Voltando às questões financeiras regionais
Vai por aí uma grande gritaria sobre atrasos nos pagamentos e até parece que os recursos disponíveis não chegam para fazer face às obrigações em devido tempo assumidas… O jogo de passa-culpas vai de vento em popa, todos se virando afinal para uma futura e necessária revisão da Lei de Finanças Regionais.
Sobre a matéria o Presidente Bolieiro deu recentemente a entender que não vai haver de imediato qualquer alteração em tal diploma, mas apenas uma providência temporária, a incluir na Lei do Orçamento para 2025, fazendo voltar o cálculo do IVA a transferir para cada uma das Regiões Autónomas para um princípio de capitação, como de início tinha sido estabelecido, quando tal imposto foi criado, ainda nos tempos já longínquos do Governo do Primeiro Ministro Aníbal Cavaco Silva.
A regra da capitação do IVA era benéfica para as Regiões Autónomas, as quais desde o princípio e com expressa salvaguarda europeia, cobravam aos cidadãos tal imposto com taxas inferiores às nacionais. Mas a LFR de 2007, que expressamente revogou a primeira LFR, datada de 1998, imbuída dos princípios humanistas preconizados na matéria pelo Primeiro Ministro António Guterres e o seu Ministro das Finanças, António Sousa Franco, incluía no seu articulado, entre outras disposições, a adopção da regra segundo a qual era receita de cada circunscrição financeira em que se dividia o território nacional apenas a tributação referente às operações nela efectuadas. Reconheça-se que tal princípio constava já do diploma de 1998, mas logo se lhe acrescentava uma cláusula de salvaguarda e mantinha em vigor o regime existente.
Aliás, foi-me assegurado por titular do cargo regional correspondente que, mesmo depois da LFR de 2007 se manteve o princípio da capitação na transferência do IVA para as Regiões Autónomas, por razões práticas.
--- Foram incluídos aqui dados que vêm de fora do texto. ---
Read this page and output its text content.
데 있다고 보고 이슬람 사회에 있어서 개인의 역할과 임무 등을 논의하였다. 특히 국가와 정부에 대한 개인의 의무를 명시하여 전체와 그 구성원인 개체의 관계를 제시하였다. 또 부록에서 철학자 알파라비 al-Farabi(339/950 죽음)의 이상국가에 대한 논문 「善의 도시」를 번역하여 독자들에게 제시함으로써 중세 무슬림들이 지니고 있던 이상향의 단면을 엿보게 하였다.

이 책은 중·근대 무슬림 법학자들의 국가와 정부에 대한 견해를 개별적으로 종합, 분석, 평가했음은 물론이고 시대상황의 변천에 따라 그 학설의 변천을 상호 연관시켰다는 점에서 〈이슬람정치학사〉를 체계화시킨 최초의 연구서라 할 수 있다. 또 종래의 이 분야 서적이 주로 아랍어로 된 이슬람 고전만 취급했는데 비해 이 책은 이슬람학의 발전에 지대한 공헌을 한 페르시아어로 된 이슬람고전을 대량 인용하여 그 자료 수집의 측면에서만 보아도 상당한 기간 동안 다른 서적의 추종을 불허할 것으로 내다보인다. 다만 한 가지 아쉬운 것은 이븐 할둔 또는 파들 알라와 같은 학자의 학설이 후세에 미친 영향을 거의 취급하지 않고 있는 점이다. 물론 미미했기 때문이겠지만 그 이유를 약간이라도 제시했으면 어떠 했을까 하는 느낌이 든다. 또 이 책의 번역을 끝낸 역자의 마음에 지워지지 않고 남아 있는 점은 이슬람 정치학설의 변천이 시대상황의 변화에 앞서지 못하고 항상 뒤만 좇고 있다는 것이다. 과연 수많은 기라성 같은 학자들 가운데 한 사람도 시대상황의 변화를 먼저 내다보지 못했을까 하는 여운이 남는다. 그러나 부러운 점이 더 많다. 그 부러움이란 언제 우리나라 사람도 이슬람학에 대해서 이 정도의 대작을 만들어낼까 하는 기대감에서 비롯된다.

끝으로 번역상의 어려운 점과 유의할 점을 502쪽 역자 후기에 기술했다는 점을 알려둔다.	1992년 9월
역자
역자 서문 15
Se tal então aconteceu vem a comprovar-se que a regra de aperto tão empenhadamente defendida pelo Ministro das Finanças Teixeira dos Santos durante o debate realizado na Assembleia da República, ficou afinal letra morta, tal como outros preceitos do mesmo diploma. E isso explicaria a leitura optimista que tanto o Governo Regional como o PS/Açores mantiveram sobre a LFR em causa, que efectivamente e num primeiro momento aumentou substancialmente as transferências do OE para as nossa Ilhas, reduzindo-as em relação à Madeira.
Seria já com a Troika estabelecida entre nós que nova LFR foi votada no Parlamento, impondo outra vez a regra da territorialidade do IVA e vários outros preceitos, de controle inaceitável e até contrário à Autonomia Constitucional. Como lembrei ainda recentemente, votei contra tal LFR, juntamente com os meus colegas do PSD/Açores, mas o diploma foi aprovado com os votos do PSD e do CDS, então coligados, e teve os votos contra de todos os outros partidos.
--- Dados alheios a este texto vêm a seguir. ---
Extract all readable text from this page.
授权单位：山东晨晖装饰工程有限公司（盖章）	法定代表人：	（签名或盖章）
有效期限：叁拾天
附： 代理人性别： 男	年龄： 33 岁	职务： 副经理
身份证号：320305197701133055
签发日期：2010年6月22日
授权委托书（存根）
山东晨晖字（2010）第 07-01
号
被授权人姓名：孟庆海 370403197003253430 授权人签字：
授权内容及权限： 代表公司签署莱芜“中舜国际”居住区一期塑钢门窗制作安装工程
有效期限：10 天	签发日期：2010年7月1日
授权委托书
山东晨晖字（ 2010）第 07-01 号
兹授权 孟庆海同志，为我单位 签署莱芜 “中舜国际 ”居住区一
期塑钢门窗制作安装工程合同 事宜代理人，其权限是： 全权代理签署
Fiquei por isso esperando que, uma vez chegado o PS ao poder, em acordo com os outros partidos ditos de esquerda e depois até sozinho e com maioria absoluta, num período tão alargado de oito anos, a LFR passosrelvista fosse revogada… Mas, como se sabe, a espera foi em vão! Também certo é que se manteve daqui uma atitude de aceitação passiva do statu quo e já lá vão doze anos de vigência do dito diploma. Não excluo que as disposições mais ominosas dele constantes tenham também ficado letra morta, o que não aconteceria pela primeira vez…
Estamos aparentemente numa encruzilhada, procurando uma qualquer base de entendimento com a Região Autónoma da Madeira para tentarmos alcançar uma revisão da LFR que a ambas seja mais favorável, mas sem que da outra parte pareça haver disponibilidade para dialogar sobre a matéria por enfrentar situações de crise política mais urgentes. Entretanto o tempo vai passando e o limiar de oportunidade para tal revisão pode vir a fechar-se subitamente.
Talvez seja por isso razoável aproveitar o clima de diálogo que parece desenhar-se entre os dois maiores partidos com representação da Assembleia Legislativa Regional, tendo em vista uma abordagem completa dos nossos problemas financeiros e do necessário equilíbrio das receitas regionais às despesas obrigatórias em matéria de saúde e educação, bem como habitação, tornado um sério problema em todos os Açores. Os partidos mais pequenos, sobretudo os da Coligação Governamental, não deixarão de dar também o seu decisivo contributo na elaboração do projecto de diploma e na sua futura aprovação no Parlamento Nacional.
João Bosco Mota Amaral
(Por convicção pessoal, o Autor não respeita o assim chamado Acordo Ortográfico.)